On a political level, creative solutions are also being developed. “A few months ago, a bill was submitted to the US Congress that aims to revisit the business model,” Beirnaert continues. “In the current market, the pharmaceutical industry is under pressure to sell as many doses as possible, to increase their revenue. This conflicts with our need to use last resort antibiotics sparsely, to prevent the spread of resistance. In this new business model, companies could get a fixed fee in exchange for a set number of doses, giving them commercial security.”
Finally, the clinical development of new therapies is stimulated by increased funding. “Private investors also strongly believe in the potential of new antimicrobials,” Beirnaert states. “Our company is backed by a very reputable syndicate of investors. In addition, new specific initiatives arise; Novo Holdings has set up the REPAIR fund, dedicated to companies that offer ways of combatting Gram-negative bacteria. With a total budget of €145 million, they are acknowledging the severity of the issue, as well as the commercial potential. Finally, companies like Polyphor and Entasis have become listed on the stock market, attracting public funding.”

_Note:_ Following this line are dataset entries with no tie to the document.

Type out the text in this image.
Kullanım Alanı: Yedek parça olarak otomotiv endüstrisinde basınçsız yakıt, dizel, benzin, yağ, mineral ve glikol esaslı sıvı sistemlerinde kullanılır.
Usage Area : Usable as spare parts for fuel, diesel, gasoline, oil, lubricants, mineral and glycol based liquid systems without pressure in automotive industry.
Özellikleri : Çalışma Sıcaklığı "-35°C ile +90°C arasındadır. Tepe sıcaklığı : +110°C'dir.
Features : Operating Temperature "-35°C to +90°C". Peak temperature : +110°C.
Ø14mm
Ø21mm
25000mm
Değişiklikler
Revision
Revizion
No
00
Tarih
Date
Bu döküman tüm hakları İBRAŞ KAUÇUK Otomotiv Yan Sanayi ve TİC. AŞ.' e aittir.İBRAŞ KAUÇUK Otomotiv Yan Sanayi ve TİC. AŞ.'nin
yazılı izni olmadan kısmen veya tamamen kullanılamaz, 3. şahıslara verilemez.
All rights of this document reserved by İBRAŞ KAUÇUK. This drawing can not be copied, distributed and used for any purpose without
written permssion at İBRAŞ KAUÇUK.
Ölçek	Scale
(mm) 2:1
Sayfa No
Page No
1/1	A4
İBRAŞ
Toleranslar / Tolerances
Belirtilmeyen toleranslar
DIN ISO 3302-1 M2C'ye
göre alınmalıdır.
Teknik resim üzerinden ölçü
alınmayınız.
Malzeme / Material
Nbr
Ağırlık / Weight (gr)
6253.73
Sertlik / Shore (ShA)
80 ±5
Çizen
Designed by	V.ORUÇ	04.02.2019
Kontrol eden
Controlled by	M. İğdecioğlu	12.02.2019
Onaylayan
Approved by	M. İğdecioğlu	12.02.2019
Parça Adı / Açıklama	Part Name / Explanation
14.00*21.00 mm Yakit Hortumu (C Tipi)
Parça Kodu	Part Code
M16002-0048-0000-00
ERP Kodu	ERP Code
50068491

Aelin Therapeutics has attracted the interest of reputable investors, securing €27 million in a Series A financing round. The proceeds will be used to bring the Pept-in™ technology into the clinic. “The goal is to set up a Phase I study within 5 years,” Beirnaert says. “Naturally, we want to get this potential life-saving therapy to the patient as fast as possible, but there is still work to be done.”